🤖 AI Summary
This work addresses the challenge of unifying search and high-precision insertion behaviors in contact-rich assembly tasks, where relative pose uncertainty complicates joint modeling. To this end, the authors propose SI-Diff, a framework that leverages a force-domain diffusion strategy to jointly learn both behaviors and introduces a novel mode-conditioning mechanism enabling a single policy to adaptively switch between search and insertion modes. By integrating tactile and end-effector velocity observations, teacher–student imitation learning, and a new search teacher policy that generates diverse trajectories, SI-Diff significantly enhances generalization. Compared to the TacDiffusion baseline, it improves lateral (x–y) misalignment tolerance from 2 mm to 5 mm and demonstrates strong zero-shot transfer performance on unseen object geometries.
📝 Abstract
Contact-rich assembly is fundamental in robotics but poses significant challenges due to uncertainties in relative poses, such as misalignments and small clearances in peg-in-hole tasks. Existing approaches typically address search and high-precision insertion separately, because these tasks involve distinct action patterns.

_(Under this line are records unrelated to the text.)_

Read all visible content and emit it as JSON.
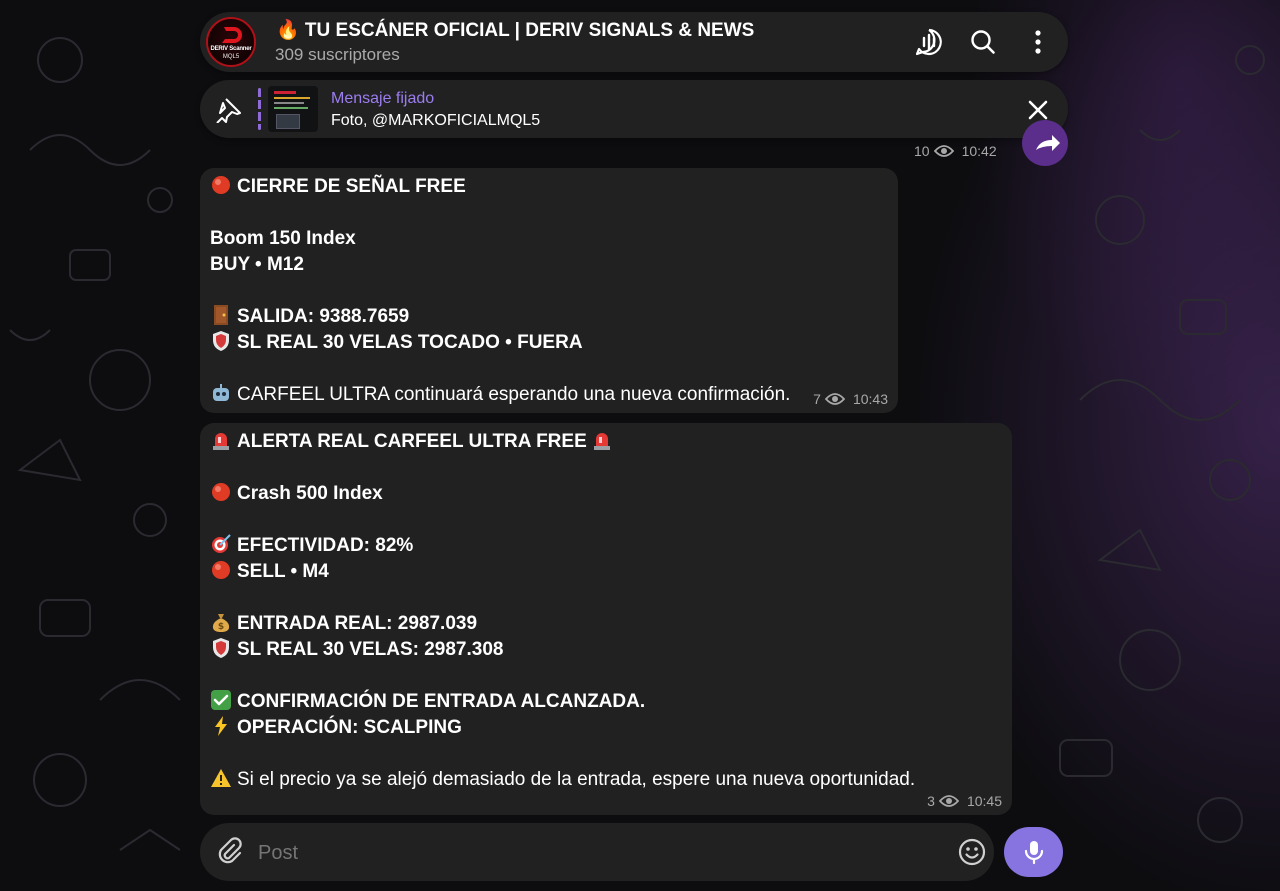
{
  "header": {
    "title": "🔥 TU ESCÁNER OFICIAL | DERIV SIGNALS & NEWS",
    "subscribers": "309 suscriptores",
    "avatar_line1": "DERIV Scanner",
    "avatar_line2": "MQL5",
    "icons": [
      "live-stream-icon",
      "search-icon",
      "more-vertical-icon"
    ]
  },
  "pinned": {
    "label": "Mensaje fijado",
    "text": "Foto, @MARKOFICIALMQL5",
    "icons": [
      "pin-icon",
      "close-icon"
    ]
  },
  "previous_message": {
    "views": "10",
    "time": "10:42"
  },
  "messages": [
    {
      "lines": [
        {
          "emoji": "red-circle",
          "text": "CIERRE DE SEÑAL FREE",
          "bold": true
        },
        {
          "gap": true
        },
        {
          "text": "Boom 150 Index",
          "bold": true
        },
        {
          "text": "BUY • M12",
          "bold": true
        },
        {
          "gap": true
        },
        {
          "emoji": "door",
          "text": "SALIDA: 9388.7659",
          "bold": true
        },
        {
          "emoji": "shield",
          "text": "SL REAL 30 VELAS TOCADO • FUERA",
          "bold": true
        },
        {
          "gap": true
        },
        {
          "emoji": "robot",
          "text": "CARFEEL ULTRA continuará esperando una nueva confirmación.",
          "bold": false
        }
      ],
      "views": "7",
      "time": "10:43"
    },
    {
      "lines": [
        {
          "emoji": "siren",
          "text": "ALERTA REAL CARFEEL ULTRA FREE",
          "bold": true,
          "trailing_emoji": "siren"
        },
        {
          "gap": true
        },
        {
          "emoji": "red-circle",
          "text": "Crash 500 Index",
          "bold": true
        },
        {
          "gap": true
        },
        {
          "emoji": "target",
          "text": "EFECTIVIDAD: 82%",
          "bold": true
        },
        {
          "emoji": "red-circle",
          "text": "SELL • M4",
          "bold": true
        },
        {
          "gap": true
        },
        {
          "emoji": "money-bag",
          "text": "ENTRADA REAL: 2987.039",
          "bold": true
        },
        {
          "emoji": "shield",
          "text": "SL REAL 30 VELAS: 2987.308",
          "bold": true
        },
        {
          "gap": true
        },
        {
          "emoji": "check",
          "text": "CONFIRMACIÓN DE ENTRADA ALCANZADA.",
          "bold": true
        },
        {
          "emoji": "lightning",
          "text": "OPERACIÓN: SCALPING",
          "bold": true
        },
        {
          "gap": true
        },
        {
          "emoji": "warning",
          "text": "Si el precio ya se alejó demasiado de la entrada, espere una nueva oportunidad.",
          "bold": false
        }
      ],
      "views": "3",
      "time": "10:45"
    }
  ],
  "composer": {
    "placeholder": "Post",
    "icons": [
      "attach-icon",
      "emoji-icon",
      "microphone-icon"
    ]
  },
  "colors": {
    "bubble": "#212121",
    "accent": "#8774e1",
    "pinned_label": "#9b7df0",
    "meta_text": "#a8a8a8"
  }
}
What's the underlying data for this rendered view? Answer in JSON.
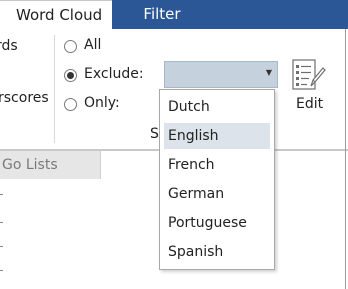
{
  "tabs": {
    "word_cloud": "Word Cloud",
    "filter": "Filter"
  },
  "ribbon": {
    "left_labels": [
      "rds",
      "rscores"
    ],
    "radio_all": "All",
    "radio_exclude": "Exclude:",
    "radio_only": "Only:",
    "selected_option": "exclude",
    "combo_value": "",
    "group_label_partial": "S",
    "edit_label": "Edit"
  },
  "go_lists_tab": "Go Lists",
  "dropdown": {
    "options": [
      "Dutch",
      "English",
      "French",
      "German",
      "Portuguese",
      "Spanish"
    ],
    "highlighted": "English"
  },
  "colors": {
    "tab_bar": "#2b5797",
    "combo_bg": "#c5d1dc",
    "highlight": "#dde3ea"
  }
}
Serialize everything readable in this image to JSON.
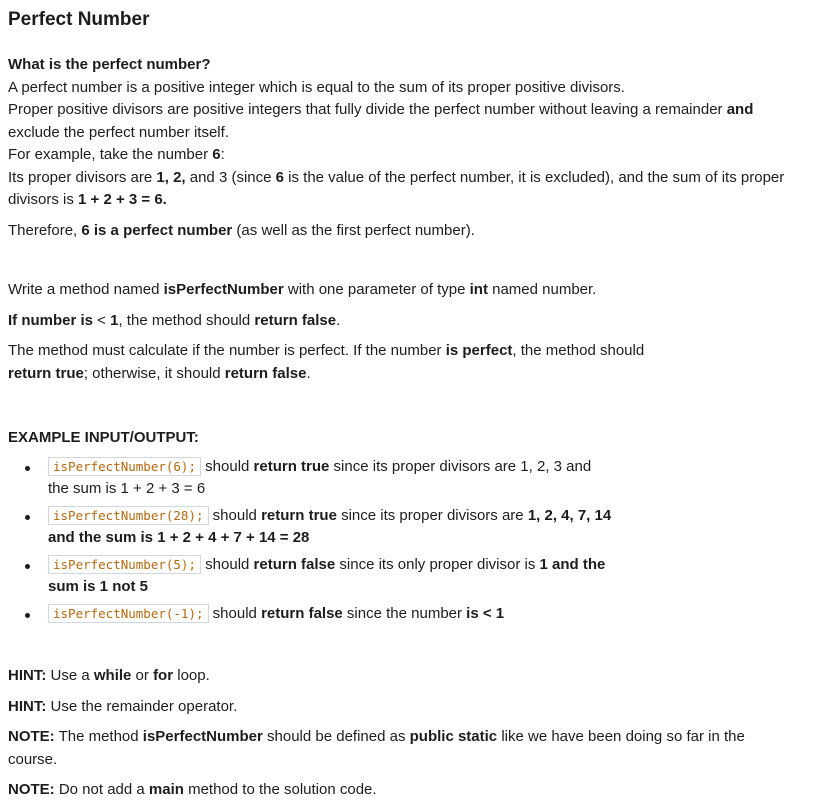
{
  "title": "Perfect Number",
  "intro": {
    "heading": "What is the perfect number?",
    "line1": "A perfect number is a positive integer which is equal to the sum of its proper positive divisors.",
    "line2a": "Proper positive divisors are positive integers that fully divide the perfect number without leaving a remainder ",
    "line2b": "and",
    "line2c": " exclude the perfect number itself.",
    "line3a": "For example, take the number ",
    "line3b": "6",
    "line3c": ":",
    "line4a": "Its proper divisors are ",
    "line4b": "1, 2,",
    "line4c": " and 3 (since ",
    "line4d": "6",
    "line4e": " is the value of the perfect number, it is excluded), and the sum of its proper divisors is ",
    "line4f": "1 + 2 + 3 = 6.",
    "line5a": "Therefore, ",
    "line5b": "6 is a perfect number",
    "line5c": " (as well as the first perfect number)."
  },
  "task": {
    "p1a": "Write a method named ",
    "p1b": "isPerfectNumber",
    "p1c": " with one parameter of type ",
    "p1d": "int",
    "p1e": " named number.",
    "p2a": "If number is",
    "p2b": " < ",
    "p2c": "1",
    "p2d": ", the method should ",
    "p2e": "return false",
    "p2f": ".",
    "p3a": "The method must calculate if the number is perfect. If the number ",
    "p3b": "is perfect",
    "p3c": ", the method should ",
    "p3d": "return true",
    "p3e": "; otherwise, it should ",
    "p3f": "return false",
    "p3g": "."
  },
  "examples": {
    "heading": "EXAMPLE INPUT/OUTPUT:",
    "items": [
      {
        "code": "isPerfectNumber(6);",
        "t1": " should ",
        "b1": "return true",
        "t2": " since its proper divisors are 1, 2, 3 and the sum is 1 + 2 + 3 = 6",
        "b2": ""
      },
      {
        "code": "isPerfectNumber(28);",
        "t1": " should ",
        "b1": "return true",
        "t2": " since its proper divisors are ",
        "b2": "1, 2, 4, 7, 14 and the sum is 1 + 2 + 4 + 7 + 14 = 28"
      },
      {
        "code": "isPerfectNumber(5);",
        "t1": " should ",
        "b1": "return false",
        "t2": " since its only proper divisor is ",
        "b2": "1 and the sum is 1 not 5"
      },
      {
        "code": "isPerfectNumber(-1);",
        "t1": " should ",
        "b1": "return false",
        "t2": " since the number ",
        "b2": "is < 1"
      }
    ]
  },
  "hints": {
    "h1a": "HINT:",
    "h1b": " Use a ",
    "h1c": "while",
    "h1d": " or ",
    "h1e": "for",
    "h1f": " loop.",
    "h2a": "HINT:",
    "h2b": " Use the remainder operator.",
    "n1a": "NOTE:",
    "n1b": " The method ",
    "n1c": "isPerfectNumber",
    "n1d": " should be defined as ",
    "n1e": "public static",
    "n1f": " like we have been doing so far in the course.",
    "n2a": "NOTE:",
    "n2b": " Do not add a ",
    "n2c": "main",
    "n2d": " method to the solution code."
  }
}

However, supporting both tasks within a single model, without switching models or weights, is desirable for intelligent assembly systems. In this work, we propose SI-Diff, a framework that learns both search and high-precision insertion through a force-domain diffusion policy. To this end, we introduce a new mode-conditioning mechanism that enables the policy to capture distinct action behaviors under a single framework. Moreover, we develop a new search teacher policy that can generate diverse trajectories. By training on successful and efficient demonstrations provided by the teacher policy, the model learns the mapping from tactile and end-effector velocity observations to effective action behaviors. We conduct thorough experiments to show that SI-Diff extends the tolerance to x-y misalignments from 2 mm to 5 mm compared to the state-of-the-art baseline, TacDiffusion, while also demonstrating strong zero-shot transferability to unseen shapes.